Walton Sara, Fenyi Alexis, Tittle Tyler, Sidransky Ellen, Pal Gian, Choi Solji, Melki Ronald, Killinger Bryan A, Kordower Jeffrey H
ASU-Banner Neurodegenerative Disease Research Center and School of Life Sciences, Arizona State University, Tempe, AZ, USA.
Institut Francois Jacob (MIRCen), CEA and Laboratory of Neurodegenerative Diseases, CNRS, Fontenay-Aux-Roses Cedex, France.
bioRxiv. 2023 Aug 25:2023.08.24.554646. doi: 10.1101/2023.08.24.554646.
Parkinson's disease (PD) is a neurodegenerative disease characterized by progressive motor symptoms and alpha-synuclein (αsyn) aggregation in the nervous system. For unclear reasons, PD patients with certain GBA mutations (GBA-PD) have a more aggressive clinical progression. Two testable hypotheses that can potentially account for this phenomenon are that mutations promote αsyn spread or drive the generation of highly pathogenic αsyn polymorphs (i.e., strains). We tested these hypotheses by treating homozygous D409V knockin (KI) mice with human α-syn-preformed fibrils (PFFs) and treating wild-type mice (WT) with several αsyn-PFF polymorphs amplified from brain autopsy samples collected from patients with idiopathic PD and GBA-PD patients with either homozygous or heterozygous mutations. Robust phosphorylated-αsyn (PSER129) positive pathology was observed at the injection site (i.e., the olfactory bulb granular layer) and throughout the brain six months following PFF injection. The PFF seeding efficiency and degree of spread were similar regardless of the mouse genotype or PFF polymorphs. We found that PFFs amplified from the human brain, regardless of patient genotype, were generally more effective seeders than wholly synthetic PFFs (i.e., non-amplified); however, PFF concentration differed between these two studies, and this might also account for the observed differences.
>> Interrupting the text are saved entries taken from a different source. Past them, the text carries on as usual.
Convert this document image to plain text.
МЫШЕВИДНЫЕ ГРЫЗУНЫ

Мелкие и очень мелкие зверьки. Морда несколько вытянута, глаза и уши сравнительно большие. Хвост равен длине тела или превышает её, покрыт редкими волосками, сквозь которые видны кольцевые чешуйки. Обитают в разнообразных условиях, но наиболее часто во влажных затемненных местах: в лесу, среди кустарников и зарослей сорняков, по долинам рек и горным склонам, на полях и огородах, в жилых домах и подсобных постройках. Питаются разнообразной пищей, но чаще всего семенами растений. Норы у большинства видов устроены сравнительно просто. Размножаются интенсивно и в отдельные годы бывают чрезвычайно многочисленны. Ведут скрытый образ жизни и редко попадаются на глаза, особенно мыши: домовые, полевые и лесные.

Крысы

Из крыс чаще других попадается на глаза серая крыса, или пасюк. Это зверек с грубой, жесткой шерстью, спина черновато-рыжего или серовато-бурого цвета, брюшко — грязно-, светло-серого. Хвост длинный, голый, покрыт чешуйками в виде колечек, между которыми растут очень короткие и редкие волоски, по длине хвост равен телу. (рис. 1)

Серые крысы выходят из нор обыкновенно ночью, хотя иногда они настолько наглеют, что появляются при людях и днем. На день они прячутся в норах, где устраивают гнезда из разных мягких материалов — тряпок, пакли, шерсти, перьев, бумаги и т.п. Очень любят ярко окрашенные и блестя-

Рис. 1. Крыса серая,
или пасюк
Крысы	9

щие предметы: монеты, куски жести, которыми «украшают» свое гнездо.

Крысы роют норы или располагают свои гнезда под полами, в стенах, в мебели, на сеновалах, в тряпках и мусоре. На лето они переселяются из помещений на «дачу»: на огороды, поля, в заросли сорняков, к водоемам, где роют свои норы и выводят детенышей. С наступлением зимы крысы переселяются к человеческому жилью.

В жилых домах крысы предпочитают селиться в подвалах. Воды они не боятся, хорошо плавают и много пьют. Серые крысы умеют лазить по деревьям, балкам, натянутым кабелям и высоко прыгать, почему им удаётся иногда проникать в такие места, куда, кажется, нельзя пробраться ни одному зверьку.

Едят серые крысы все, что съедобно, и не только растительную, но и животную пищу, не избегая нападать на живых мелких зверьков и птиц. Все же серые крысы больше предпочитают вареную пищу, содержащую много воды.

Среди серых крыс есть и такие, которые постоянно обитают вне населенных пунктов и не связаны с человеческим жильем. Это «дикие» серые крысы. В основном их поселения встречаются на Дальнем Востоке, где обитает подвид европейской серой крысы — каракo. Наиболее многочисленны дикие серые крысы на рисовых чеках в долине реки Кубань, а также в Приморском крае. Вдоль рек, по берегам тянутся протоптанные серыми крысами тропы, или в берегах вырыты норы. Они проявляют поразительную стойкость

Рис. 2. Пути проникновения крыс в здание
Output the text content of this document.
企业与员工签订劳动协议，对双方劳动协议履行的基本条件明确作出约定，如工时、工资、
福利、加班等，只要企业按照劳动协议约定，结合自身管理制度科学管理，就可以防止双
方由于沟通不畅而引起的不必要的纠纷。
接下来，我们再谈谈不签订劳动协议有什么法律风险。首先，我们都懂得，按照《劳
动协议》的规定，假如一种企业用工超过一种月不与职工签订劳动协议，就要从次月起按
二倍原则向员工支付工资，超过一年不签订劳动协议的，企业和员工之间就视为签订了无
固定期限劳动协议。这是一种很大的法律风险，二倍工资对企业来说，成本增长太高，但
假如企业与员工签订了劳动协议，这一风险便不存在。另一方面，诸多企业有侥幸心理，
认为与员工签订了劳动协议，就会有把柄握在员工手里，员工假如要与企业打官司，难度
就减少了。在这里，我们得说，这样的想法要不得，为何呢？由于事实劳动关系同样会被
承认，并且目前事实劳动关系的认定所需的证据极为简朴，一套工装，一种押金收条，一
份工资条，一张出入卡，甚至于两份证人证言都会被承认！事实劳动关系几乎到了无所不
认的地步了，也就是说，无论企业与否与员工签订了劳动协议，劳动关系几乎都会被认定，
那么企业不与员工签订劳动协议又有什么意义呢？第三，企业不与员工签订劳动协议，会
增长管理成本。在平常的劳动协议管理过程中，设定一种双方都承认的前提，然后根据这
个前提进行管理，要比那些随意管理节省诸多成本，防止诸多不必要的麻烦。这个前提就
To investigate whether the molecular composition of pathology differed between different seeding conditions, we permed Biotinylation by Antibody Recognition on PSER129 (BAR-PSER129). We found that for BAR-PSER129, the endogenous PSER129 pool dominated identified interactions, and thus, very few potential interactions were explicitly identified for seeded pathology. However, we found Dctn2 interaction was shared across all PFF conditions, and Nckap1 and Ap3b2 were unique to PFFs amplified from GBA-PD brains of heterozygous mutation carriers. In conclusion, both the genotype and αsyn strain had little effect on overall seeding efficacy and global PSER129-interactions.
帕金森病(PD)是一种神经退行性疾病,其特征为进行性运动症状以及神经系统中α-突触核蛋白(αsyn)聚集。由于不明原因,某些携带GBA突变的帕金森病患者(GBA-PD)临床进展更为迅速。有两个可验证的假说来解释这一现象,即突变促进αsyn传播或驱动高致病性αsyn多聚体(即毒株)的产生。我们通过用人α-突触核蛋白预形成纤维(PFFs)处理纯合D409V基因敲入(KI)小鼠,并用从散发性帕金森病患者和携带纯合或杂合突变的GBA-PD患者脑尸检样本中扩增的几种αsyn-PFF多聚体处理野生型小鼠(WT)来验证这些假说。在PFF注射后六个月,在注射部位(即嗅球颗粒层)及全脑均观察到强烈的磷酸化α-突触核蛋白(PSER129)阳性病理改变。无论小鼠基因型或PFF多聚体如何,PFF的接种效率和传播程度相似。我们发现,从人脑中扩增的PFF,无论患者基因型如何,通常比完全合成的PFF(即未扩增的)更有效地作为种子;然而,这两项研究中PFF的浓度不同,这也可能解释了观察到的差异。为了研究不同接种条件下病理的分子组成是否不同,我们通过对PSER129进行抗体识别的生物素化(BAR-PSER129)来进行研究。我们发现,对于BAR-PSER129,内源性PSER129库主导了已识别的相互作用,因此,对于接种的病理,明确识别出的潜在相互作用很少。然而,我们发现Dctn2相互作用在所有PFF条件下均存在,而Nckap1和Ap3b2是从杂合突变携带者的GBA-PD脑中扩增的PFF所特有的。总之,基因型和αsyn毒株对总体接种效率和整体PSER129相互作用影响很小。